Jimmy Butler shows signs of mortality and now the Celtics have life – The Denver Post

Jimmy Butler is human after all – and he couldn’t have turned deadly at a better time for the Celtics.
Thanks to a rare disappointing performance from Butler, who was on a radiator heading into Games 3 and 4 of this very final Eastern Conference series, the Celtics forced a Game 5 with a 116-99 road win at Miami on Tuesday.
The Heat star still finished with 29 points on 9-of-21 shooting from the field, but Miami were outscored by 20 points in 39 minutes on the ground, and he spat out two costly turnovers as the Celtics eventually pulled off a double digits in the lead and never let go in the second half.
In Game 3, he scored 16 points on 5 of 13 shooting, but that game ended in a blowout victory.
Game 4 was different. Butler didn’t have the same bark or bite. It was the first time Boston looked like a team that belonged in the NBA title hunt this series after three embarrassing losses to start the Conference Finals – including a 25-point deflate that sent them into a streak hole. 0-3.
No team has ever come back from 0-3 in an NBA playoff, but the Celtics now have something going for them: only a third of the teams in this predicament have ever forced Game 5 in the first place.
It’s a lot harder than it looks: just ask the Los Angeles Lakers, who also lost 0-3 to the Denver Nuggets and trailed 15 in the second quarter of Game 4.
That was before the Joker – Nikola Jokic – proved too dominant a force, and LeBron James failed to achieve final possession of the game, allowing the Nuggets to sweep the Lakers off the floors of Crypto.com Arena.
Unlike the Lakers, the Celtics have life — and leave it to them, a team tied for the second-best NBA regular season record away from home — to find a pulse on the road. It is now the Heat who faces all the pressure in the world.
The Heat, after all, were supposed to run home business and dominate the Celtics the same way they had in the first three games.
Instead, Miami played a reverse Uno card: They pulled off 15 turnovers and shot a meager 25% clip from downtown.

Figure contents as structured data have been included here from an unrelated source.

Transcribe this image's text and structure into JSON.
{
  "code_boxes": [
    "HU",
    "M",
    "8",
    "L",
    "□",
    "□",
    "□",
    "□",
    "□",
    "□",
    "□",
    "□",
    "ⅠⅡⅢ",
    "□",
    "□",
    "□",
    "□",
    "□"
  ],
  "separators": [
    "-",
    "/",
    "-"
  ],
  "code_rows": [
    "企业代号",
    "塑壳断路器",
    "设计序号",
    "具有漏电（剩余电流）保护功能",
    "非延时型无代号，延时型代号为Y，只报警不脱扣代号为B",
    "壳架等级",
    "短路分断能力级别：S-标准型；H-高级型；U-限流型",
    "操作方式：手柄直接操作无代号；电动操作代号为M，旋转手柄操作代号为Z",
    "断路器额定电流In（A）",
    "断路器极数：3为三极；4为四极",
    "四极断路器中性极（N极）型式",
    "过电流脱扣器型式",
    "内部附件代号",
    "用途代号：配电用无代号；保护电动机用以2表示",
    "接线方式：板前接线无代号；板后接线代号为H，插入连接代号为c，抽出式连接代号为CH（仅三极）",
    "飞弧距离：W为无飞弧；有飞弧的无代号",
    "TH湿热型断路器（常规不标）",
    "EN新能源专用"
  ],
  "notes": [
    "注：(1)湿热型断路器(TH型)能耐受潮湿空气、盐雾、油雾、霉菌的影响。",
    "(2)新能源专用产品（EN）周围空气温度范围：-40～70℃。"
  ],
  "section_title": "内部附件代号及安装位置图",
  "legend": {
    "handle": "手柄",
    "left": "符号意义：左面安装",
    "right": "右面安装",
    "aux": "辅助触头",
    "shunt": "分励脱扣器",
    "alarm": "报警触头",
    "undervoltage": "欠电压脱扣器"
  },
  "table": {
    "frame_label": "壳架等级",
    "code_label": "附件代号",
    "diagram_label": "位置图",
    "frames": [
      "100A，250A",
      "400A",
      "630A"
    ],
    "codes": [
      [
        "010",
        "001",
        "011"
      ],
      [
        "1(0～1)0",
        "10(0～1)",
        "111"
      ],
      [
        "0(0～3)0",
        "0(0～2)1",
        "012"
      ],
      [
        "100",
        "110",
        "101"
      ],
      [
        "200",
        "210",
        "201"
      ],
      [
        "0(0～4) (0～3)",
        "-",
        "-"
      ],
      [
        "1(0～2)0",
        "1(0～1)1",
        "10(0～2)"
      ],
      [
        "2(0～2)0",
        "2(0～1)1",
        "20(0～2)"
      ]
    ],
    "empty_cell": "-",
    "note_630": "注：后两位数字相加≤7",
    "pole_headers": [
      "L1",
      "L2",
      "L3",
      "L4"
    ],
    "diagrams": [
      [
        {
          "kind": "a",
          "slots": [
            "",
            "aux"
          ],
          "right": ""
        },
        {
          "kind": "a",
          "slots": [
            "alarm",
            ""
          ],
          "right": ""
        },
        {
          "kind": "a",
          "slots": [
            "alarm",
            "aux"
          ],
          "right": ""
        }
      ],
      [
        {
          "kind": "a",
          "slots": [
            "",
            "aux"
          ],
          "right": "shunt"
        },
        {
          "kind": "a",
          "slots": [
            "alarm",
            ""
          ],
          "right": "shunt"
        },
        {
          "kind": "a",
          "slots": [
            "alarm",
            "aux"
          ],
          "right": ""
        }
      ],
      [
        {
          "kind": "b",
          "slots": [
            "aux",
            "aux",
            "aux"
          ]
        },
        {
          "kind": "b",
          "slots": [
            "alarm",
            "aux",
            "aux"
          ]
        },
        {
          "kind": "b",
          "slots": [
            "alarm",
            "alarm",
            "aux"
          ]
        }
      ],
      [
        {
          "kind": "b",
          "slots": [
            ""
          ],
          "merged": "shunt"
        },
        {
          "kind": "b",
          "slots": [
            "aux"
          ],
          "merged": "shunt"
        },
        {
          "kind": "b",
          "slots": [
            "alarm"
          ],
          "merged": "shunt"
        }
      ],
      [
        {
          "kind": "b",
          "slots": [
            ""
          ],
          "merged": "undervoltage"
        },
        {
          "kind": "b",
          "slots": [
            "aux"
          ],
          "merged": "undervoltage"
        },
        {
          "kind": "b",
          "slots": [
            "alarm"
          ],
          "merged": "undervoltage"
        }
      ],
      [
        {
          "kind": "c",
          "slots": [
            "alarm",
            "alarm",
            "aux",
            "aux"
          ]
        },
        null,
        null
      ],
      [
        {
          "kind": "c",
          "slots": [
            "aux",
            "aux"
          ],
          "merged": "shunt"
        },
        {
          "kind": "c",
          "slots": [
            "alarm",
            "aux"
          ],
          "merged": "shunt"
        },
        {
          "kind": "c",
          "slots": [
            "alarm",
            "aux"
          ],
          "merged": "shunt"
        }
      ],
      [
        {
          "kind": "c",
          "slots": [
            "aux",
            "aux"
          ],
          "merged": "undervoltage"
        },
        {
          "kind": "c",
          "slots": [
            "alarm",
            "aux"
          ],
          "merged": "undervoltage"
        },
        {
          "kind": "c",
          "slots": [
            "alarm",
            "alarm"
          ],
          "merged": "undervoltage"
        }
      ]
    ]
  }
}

It’s the Heat who are now in danger of becoming the first team to miss a playoff series by up to 3-0.
And if Jaylen Brown can find some semblance of confidence on the offensive end, the Celtics just might have a chance to turn this streak around.
Jayson Tatum found that confidence in Game 4. He made very strong and decisive scoring attacks that were absent in Games 1-3. Tatum scored 30 or more in three of the first four games in this series, but in the Game 4, his 33 points felt more like 40. After shooting just 6 of 18 for 14 points in Game 3, the Celtics star showed why he’s in MVP conversations with a 14-of-22 shooting night.
Meanwhile, Brown is having the worst playoff run of his career – and while Tatum’s sensational Game 4 propelled the Celtics to victory this time around, you can bank on the Erik Spoelstra-coached Heat making adjustments that force Boston to get the ball out of the superstar’s hands forward.
And if the ball finds Brown — who’s been so cold from age three, he could freeze time — the Celtics might as well not show up in Game 5. Tatum’s co-star is shooting just 12.8% on three against the Heat. He’s missed 21 of 24 attempts from downtown, shooting less than 40% from the field and hitting less than 50% of his free throws.
Brown’s offensive confidence is shot. With a more than $200 million contract extension on the table this summer, and the Celtics in win-or-go-home territory behind the Heat, 1-3, he needs to step up for this team to have a chance.
The Heat, however, have already won in Boston – twice – including the series opener that stunned the Celtics on their home court.
Both teams are used to playing better on the road this season, but it’s clear, at least for one night, that the Celtics have woken up.
And if Brown can finally do the same, we might actually have a series on our hands.